How effective are Just Stop Oil's London protests?

  • ITV London spent the morning with protesters

Just Stop Oil protesters were out in force in Trafalgar Square this morning (17 November), and the change in tone from the Metropolitan Police was evident in the number of arrests.

In the last three weeks, more demonstrators have been charged for causing disruption across London, than the whole of last year.

ITV News can reveal the significant change in how the police and justice system is dealing with Just Stop Oil protesters ever since officers were given greater powers to make quicker arrests.

In the whole of 2022, 236 activists were charged under the public order act, a lower number than in just 3 weeks of this year, at 296. 

In fact, Just Stop Oil say that 443 JSO supporters have been arrested since October 30.

The maximum penalty for obstructing roads in England and Wales is 51 weeks in prison, but fines can also be imposed.

Speaking to ITV News London before the march, a protester said he was "absolutely certain" he would get arrested.

"I've made peace with it. I know that a lot of my fellow friends have gone through far worse," he said.

"This isn't the X-Factor. You don't need to be popular to make change. We're doing what we know is effective because we have seen it throughout history."

More than 443 JSO supporters have been arrested since October 30. Credit: ITV News London

How effective are Just Stop Oil's protests?

If government policies are to be used as a reference point, JSO's actions are proving to be ineffective. Already we've seen a rollback of some of the previously promised climate policies:

  • The lifing of the fracking ban

  • A delay from 2030 to 2035 for banning combustion engines

  • And weakened plans to phase out the installation of gas boilers.

Policy aside it seems public support for just stop oil is also wanning.

A YouGov poll from this year found that 64% of UK adults have an unfavourable opinion of Just Stop Oil Activists.

When asked in the same poll whether they sympathise with motorists or climate activists the majority (52%) sided with motorists.

The Government's amended Public Order Act came into force on 2 May 2023, which enhances Police powers during protests, and increases the penalties for offenders to allow the police to arrest protesters under that law.

The Government’s new Public Order Act gives police protest-specific stop and search powers.

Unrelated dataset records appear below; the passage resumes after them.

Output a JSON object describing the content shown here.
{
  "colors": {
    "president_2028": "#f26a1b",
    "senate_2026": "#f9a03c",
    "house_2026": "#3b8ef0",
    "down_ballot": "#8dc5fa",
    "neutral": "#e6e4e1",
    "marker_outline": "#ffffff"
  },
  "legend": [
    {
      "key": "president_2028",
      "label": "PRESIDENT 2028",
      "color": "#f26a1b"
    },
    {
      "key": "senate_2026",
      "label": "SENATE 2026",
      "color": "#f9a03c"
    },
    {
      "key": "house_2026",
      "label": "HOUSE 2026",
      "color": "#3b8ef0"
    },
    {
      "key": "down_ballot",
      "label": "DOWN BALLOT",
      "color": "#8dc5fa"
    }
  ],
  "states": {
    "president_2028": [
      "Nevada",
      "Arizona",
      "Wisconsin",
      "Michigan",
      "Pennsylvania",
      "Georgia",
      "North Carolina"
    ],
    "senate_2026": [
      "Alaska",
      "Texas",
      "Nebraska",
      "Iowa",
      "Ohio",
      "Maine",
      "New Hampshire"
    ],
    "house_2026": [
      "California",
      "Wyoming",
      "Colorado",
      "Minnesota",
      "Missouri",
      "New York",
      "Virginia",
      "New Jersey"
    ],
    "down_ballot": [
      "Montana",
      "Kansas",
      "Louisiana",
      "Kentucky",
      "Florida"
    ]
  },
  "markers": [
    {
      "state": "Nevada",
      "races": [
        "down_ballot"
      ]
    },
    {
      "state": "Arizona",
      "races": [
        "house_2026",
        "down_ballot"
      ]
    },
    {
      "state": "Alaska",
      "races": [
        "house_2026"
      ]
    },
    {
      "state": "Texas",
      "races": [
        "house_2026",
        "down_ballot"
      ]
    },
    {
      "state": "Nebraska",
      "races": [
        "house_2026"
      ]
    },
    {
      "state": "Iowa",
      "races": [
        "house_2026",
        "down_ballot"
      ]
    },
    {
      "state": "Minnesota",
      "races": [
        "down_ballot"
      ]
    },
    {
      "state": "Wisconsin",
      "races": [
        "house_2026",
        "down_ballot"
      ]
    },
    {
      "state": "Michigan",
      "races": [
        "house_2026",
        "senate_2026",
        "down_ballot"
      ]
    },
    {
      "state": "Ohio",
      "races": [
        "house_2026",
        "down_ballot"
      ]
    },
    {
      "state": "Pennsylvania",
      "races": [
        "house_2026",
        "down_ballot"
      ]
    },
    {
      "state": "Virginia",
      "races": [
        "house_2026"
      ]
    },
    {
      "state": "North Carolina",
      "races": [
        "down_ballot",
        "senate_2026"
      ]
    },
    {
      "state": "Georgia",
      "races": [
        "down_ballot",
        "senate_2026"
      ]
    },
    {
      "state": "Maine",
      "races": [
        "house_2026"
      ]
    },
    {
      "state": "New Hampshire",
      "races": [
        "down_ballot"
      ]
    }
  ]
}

Credit: ITV News London

Protesters can be given up to 6 months in prison for locking themselves to objects, tunnelling, or interfereing with construction projects.

It also extendns stop and search powers for police to search for and seize objects which might be used to enable protest related offences.

Just Stop Oil are a climate change activism group, and they are campaigning to stop the UK approving new fossil fuel projects.

Naturally those being arrested and charged for Public Order offences, deteste the new changes but the YouGov poll found that 66% of Britons agree that it should be a criminal offence to "obstruct major transport works".

On today's march it was evident that the group don't care much for public opinions, their only concern is ending the use of fossil fuels.